Se réapproprier l’espace public où elles craignent désormais de se rendre seules la nuit, et faire un pied de nez à ceux qui les terrorisent en les harcelant et en les agressant, voilà le but du mouvement lancé par le collectif indien Blank Noise. Comment ? En invitant tout simplement les femmes à sortir dans la rue le soir, seules, et à se prendre en photo pour immortaliser leur action pour encourager les autres à faire de même et faire la peau à la peur et la violence. Alors que 79 % des femmes en Inde ont déjà été victimes de violences ou de harcèlement sexuel dans la rue selon l’ONG britannique ActionAid et que le pays connaît une vague sans précédent de viols, l'initiative a beaucoup séduit et a même été plusieurs fois reconduite.
En effet, l'opération "Walk Alone" (marcher seule) avait tout d'abord été lancée du 12 au 19 juin, puis elle a été renouvelée le 25 septembre et enfin, elle a été réitéré il y a 2 semaines, le 2 décembre. Entre 21h et minuit, dans plusieurs villes du pays, des femmes sont ainsi sorties de chez elles pour se promener dans la rue et même dans des endroits où elles ne se seraient jamais risquées une fois la nuit tombée. Pour leur sécurité, elles pouvaient toutefois être accompagnée le temps de leur marche.
"Il est anormal que les femmes ne puissent pas se promener seules le soir"

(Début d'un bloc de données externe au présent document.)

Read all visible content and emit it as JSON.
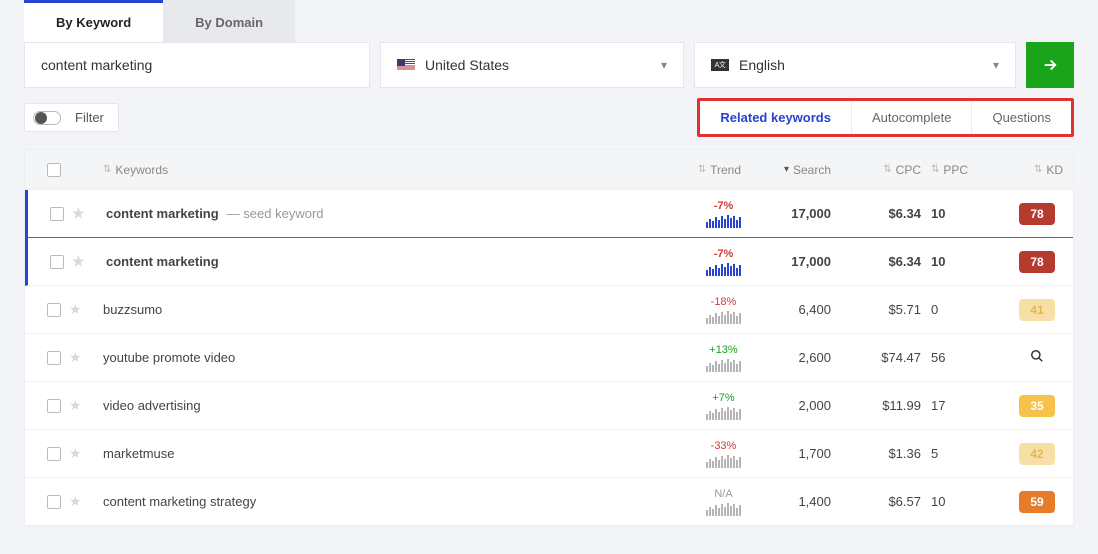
{
  "tabs": {
    "byKeyword": "By Keyword",
    "byDomain": "By Domain"
  },
  "search": {
    "keyword": "content marketing",
    "country": "United States",
    "language": "English"
  },
  "filter": {
    "label": "Filter"
  },
  "subtabs": {
    "related": "Related keywords",
    "auto": "Autocomplete",
    "questions": "Questions"
  },
  "columns": {
    "keywords": "Keywords",
    "trend": "Trend",
    "search": "Search",
    "cpc": "CPC",
    "ppc": "PPC",
    "kd": "KD"
  },
  "rows": [
    {
      "keyword": "content marketing",
      "seed": true,
      "seedTag": "— seed keyword",
      "trendPct": "-7%",
      "trendDir": "neg",
      "barColor": "blue",
      "search": "17,000",
      "cpc": "$6.34",
      "ppc": "10",
      "kd": "78",
      "kdClass": "kd-red",
      "bold": true
    },
    {
      "keyword": "content marketing",
      "seed": false,
      "trendPct": "-7%",
      "trendDir": "neg",
      "barColor": "blue",
      "search": "17,000",
      "cpc": "$6.34",
      "ppc": "10",
      "kd": "78",
      "kdClass": "kd-red",
      "bold": true,
      "highlight": true
    },
    {
      "keyword": "buzzsumo",
      "trendPct": "-18%",
      "trendDir": "neg",
      "barColor": "grey",
      "search": "6,400",
      "cpc": "$5.71",
      "ppc": "0",
      "kd": "41",
      "kdClass": "kd-cream"
    },
    {
      "keyword": "youtube promote video",
      "trendPct": "+13%",
      "trendDir": "pos",
      "barColor": "grey",
      "search": "2,600",
      "cpc": "$74.47",
      "ppc": "56",
      "kd": null,
      "kdIcon": true
    },
    {
      "keyword": "video advertising",
      "trendPct": "+7%",
      "trendDir": "pos",
      "barColor": "grey",
      "search": "2,000",
      "cpc": "$11.99",
      "ppc": "17",
      "kd": "35",
      "kdClass": "kd-yellow"
    },
    {
      "keyword": "marketmuse",
      "trendPct": "-33%",
      "trendDir": "neg",
      "barColor": "grey",
      "search": "1,700",
      "cpc": "$1.36",
      "ppc": "5",
      "kd": "42",
      "kdClass": "kd-cream"
    },
    {
      "keyword": "content marketing strategy",
      "trendPct": "N/A",
      "trendDir": "na",
      "barColor": "grey",
      "search": "1,400",
      "cpc": "$6.57",
      "ppc": "10",
      "kd": "59",
      "kdClass": "kd-orange"
    }
  ]
}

Aditi Ameria, 24 ans, vient de terminer des études de droit et a pris part à cet événement à Jaipur, capitale du Rajasthan. A France 24, elle raconte qu'elle est sortie à 21h30 dans son quartier très résidentiel et plutôt calme "dans le sens où l’on n’entend jamais parler de crimes atroces ou d’enlèvements", même si l'absence total de piétons était un peu inquiétante.
"Bien sûr, cette petite marche n’a rien d’un exploit, mais cela permet d’attirer l’attention sur le fait qu’il est anormal que les femmes ne puissent pas se promener seules le soir, de peur de se faire agresser. C’est ridicule, on est quand même en 2016", s'indigne-t-elle.
"Malheureusement, ces peurs sont légitimes, poursuit la jeune femme. Le soir, on se fait régulièrement siffler et on entend souvent des commentaires graveleux, qui peuvent faire vraiment peur, comme "où vas-tu ? Viens avec nous !"" Si baisser les yeux pour les ignorer et ne pas encourager une surenchère suffit généralement le jour, la nuit, l'alcool, la drogue et la fréquentation limitée des rues enhardissent les agresseurs et rendent les femmes plus vulnérables. "Presque toutes les femmes que je connais et qui conduisent seules ont déjà été suivies par des hommes en scooter ou en voiture", témoigne Aditi.
Mais pour elle, ce ne sont pas seulement les agressions qui ont éloigné les femmes des rues la nuit. En réalité, elles n'ont jamais eu vraiment le droit d'y circuler passée une certaine heure. Dénonçant les normes sociales plus ou moins ancrées selon les Etats, elle explique qu'en cas de course nocturne, c'est toujours son frère qui a été dépêché et que cette initiative de Blank Noise lui a surtout permis d'aborder le sujet avec ses proches.
Comme Aditi, elles ont été nombreuses ce soir-là à marcher seule, prenant un selfie ou des photos de la rue pour immortaliser leur démarche et leur victoire sur la reconquête de la voie publique. Le mouvement a même pris à l'étranger où des Indiennes expatriées l'ont suivi par solidarité et parce qu'ailleurs aussi, les femmes ont besoin de rappeler leur droit.